1992’de Berglund ile tanıştılar ve onu da ikna ederek üçlüyü tamamladılar. Çoğunlukla Keith Jarrett repertuarından oluşan klasik eserlerle, rock ve pop müziğin ritmik, dramatik ruhunu birleştirerek çalışmaya başladılar.  Grup, ilk yıllarında aralarında Viktoria Tolstoy ve Louise Hoffsten’in de bulunduğu birçok şarkıcıyla İsveç’deki müzik festivallerinde sahneye çıktı. 1993 yılında ilk albümleri When Every One Has Gone yayımlandı. Chick Corea, Jarrett ve Bill Evans gibi “Stella by Starlight”ı yorumlamışlardı ve albümün genelinde yoğun bir post-bop etkisi vardı. Öström’ün funk ve rock ritimleri, Berglund’un efektli kontrbasıyla birleşmiş ve daha ilk albümden klasik bir caz grubu olmadıklarını kanıtlamışlardı. Kısa süre içinde grup tüm İskandinavya’da tanınmış ve Svensson İsveç’te yılın caz müzisyeni ödülüne aday gösterilmişti.

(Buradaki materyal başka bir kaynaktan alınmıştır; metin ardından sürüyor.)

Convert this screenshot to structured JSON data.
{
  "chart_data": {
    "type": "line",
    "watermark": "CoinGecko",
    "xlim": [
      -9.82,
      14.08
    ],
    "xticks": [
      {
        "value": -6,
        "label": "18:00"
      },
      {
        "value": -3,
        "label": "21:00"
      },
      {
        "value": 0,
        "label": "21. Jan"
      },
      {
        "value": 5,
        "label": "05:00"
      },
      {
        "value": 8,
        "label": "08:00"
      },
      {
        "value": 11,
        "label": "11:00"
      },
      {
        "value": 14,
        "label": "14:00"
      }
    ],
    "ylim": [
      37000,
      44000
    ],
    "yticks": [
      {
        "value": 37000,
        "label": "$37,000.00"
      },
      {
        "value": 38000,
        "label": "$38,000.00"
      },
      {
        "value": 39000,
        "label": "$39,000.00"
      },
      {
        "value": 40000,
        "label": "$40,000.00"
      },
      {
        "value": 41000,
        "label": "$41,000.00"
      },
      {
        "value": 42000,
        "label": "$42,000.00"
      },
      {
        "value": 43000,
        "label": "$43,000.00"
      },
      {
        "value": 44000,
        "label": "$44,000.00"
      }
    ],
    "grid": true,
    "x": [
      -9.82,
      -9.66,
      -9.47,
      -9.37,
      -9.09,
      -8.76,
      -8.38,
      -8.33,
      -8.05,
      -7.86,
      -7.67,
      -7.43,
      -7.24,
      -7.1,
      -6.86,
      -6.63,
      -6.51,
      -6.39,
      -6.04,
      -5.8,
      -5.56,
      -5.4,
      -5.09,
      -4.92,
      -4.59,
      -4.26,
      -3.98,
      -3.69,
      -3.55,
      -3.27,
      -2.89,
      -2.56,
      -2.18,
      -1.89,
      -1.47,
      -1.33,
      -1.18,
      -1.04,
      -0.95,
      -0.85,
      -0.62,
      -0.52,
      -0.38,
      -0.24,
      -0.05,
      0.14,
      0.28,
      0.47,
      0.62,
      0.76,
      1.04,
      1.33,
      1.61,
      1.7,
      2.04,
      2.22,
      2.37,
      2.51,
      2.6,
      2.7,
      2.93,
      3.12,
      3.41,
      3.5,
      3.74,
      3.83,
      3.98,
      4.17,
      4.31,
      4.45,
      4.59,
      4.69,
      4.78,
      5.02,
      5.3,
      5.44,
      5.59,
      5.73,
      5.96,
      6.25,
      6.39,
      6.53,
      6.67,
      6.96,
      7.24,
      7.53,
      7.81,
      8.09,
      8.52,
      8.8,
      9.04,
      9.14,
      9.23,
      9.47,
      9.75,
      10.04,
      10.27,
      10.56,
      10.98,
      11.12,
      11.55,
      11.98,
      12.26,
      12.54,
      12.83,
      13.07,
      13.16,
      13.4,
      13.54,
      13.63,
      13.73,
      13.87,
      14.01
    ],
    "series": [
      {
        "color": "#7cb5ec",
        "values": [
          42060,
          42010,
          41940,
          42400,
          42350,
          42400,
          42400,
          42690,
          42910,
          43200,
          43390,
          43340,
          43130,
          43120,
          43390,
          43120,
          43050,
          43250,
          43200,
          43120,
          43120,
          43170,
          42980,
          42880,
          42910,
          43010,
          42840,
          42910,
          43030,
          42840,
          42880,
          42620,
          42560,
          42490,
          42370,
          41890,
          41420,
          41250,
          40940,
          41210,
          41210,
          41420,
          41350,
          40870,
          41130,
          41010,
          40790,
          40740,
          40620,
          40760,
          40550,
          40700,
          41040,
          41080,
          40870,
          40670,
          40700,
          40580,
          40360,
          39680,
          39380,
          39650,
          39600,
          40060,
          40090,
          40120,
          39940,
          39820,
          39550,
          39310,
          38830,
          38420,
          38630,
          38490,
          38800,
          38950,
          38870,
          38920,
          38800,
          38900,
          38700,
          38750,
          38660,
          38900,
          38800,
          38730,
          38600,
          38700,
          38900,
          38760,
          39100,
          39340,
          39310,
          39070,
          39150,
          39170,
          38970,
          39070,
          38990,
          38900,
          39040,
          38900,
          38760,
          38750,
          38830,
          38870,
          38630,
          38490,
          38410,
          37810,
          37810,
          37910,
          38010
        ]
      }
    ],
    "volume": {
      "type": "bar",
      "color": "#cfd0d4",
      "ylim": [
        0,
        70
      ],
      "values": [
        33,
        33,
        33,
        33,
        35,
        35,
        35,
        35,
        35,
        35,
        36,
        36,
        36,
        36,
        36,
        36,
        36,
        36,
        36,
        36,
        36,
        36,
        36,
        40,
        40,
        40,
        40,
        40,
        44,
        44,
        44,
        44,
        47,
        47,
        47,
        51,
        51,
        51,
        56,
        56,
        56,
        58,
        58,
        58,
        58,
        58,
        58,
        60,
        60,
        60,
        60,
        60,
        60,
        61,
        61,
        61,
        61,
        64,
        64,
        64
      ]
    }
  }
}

Davulcu Öström’ün funk ritimlerinin güçlü bir şekilde hissedildiği Winter in Venice (1997) ve From Gagarin’s Point of View (1998) albümleri Alman ACT etiketi ile birer sene arayla yayımlandı. EST, piyanoya eşlik eden bas ve davul tarzı geleneksel üçlü caz formatından uzaktı. Grupta herkesin rolü eşit ağırlıktaydı ve aralarında çok iyi bir uyum vardı. Good Morning Suzie Soho (2000) ve A Strange Place For Snow (2002) albümleriyle birlikte şöhretleri İskandinavya sınırlarını aşmış ve ilk Amerika turnelerine çıkmışlardı. Radioheadvari elektronik efektlerle yaptıkları ritim ve armoniler bu yeni post-bop, fusion caz üçlüsünü bambaşka bir yere taşımıştı. Artık dinleyici kitlesi sadece cazcılardan değil rock, funk, hiphop, pop dinleyen gençlerden de oluşuyordu ve bu tarz popüler müzik gruplarına ev sahipliği yapan büyük salonları doldurmuşlardı. Konserlerinde bazen en karmaşık parçalarına bile kalabalık bir seyirci kitlesinin eşlik ettiği olmuştu.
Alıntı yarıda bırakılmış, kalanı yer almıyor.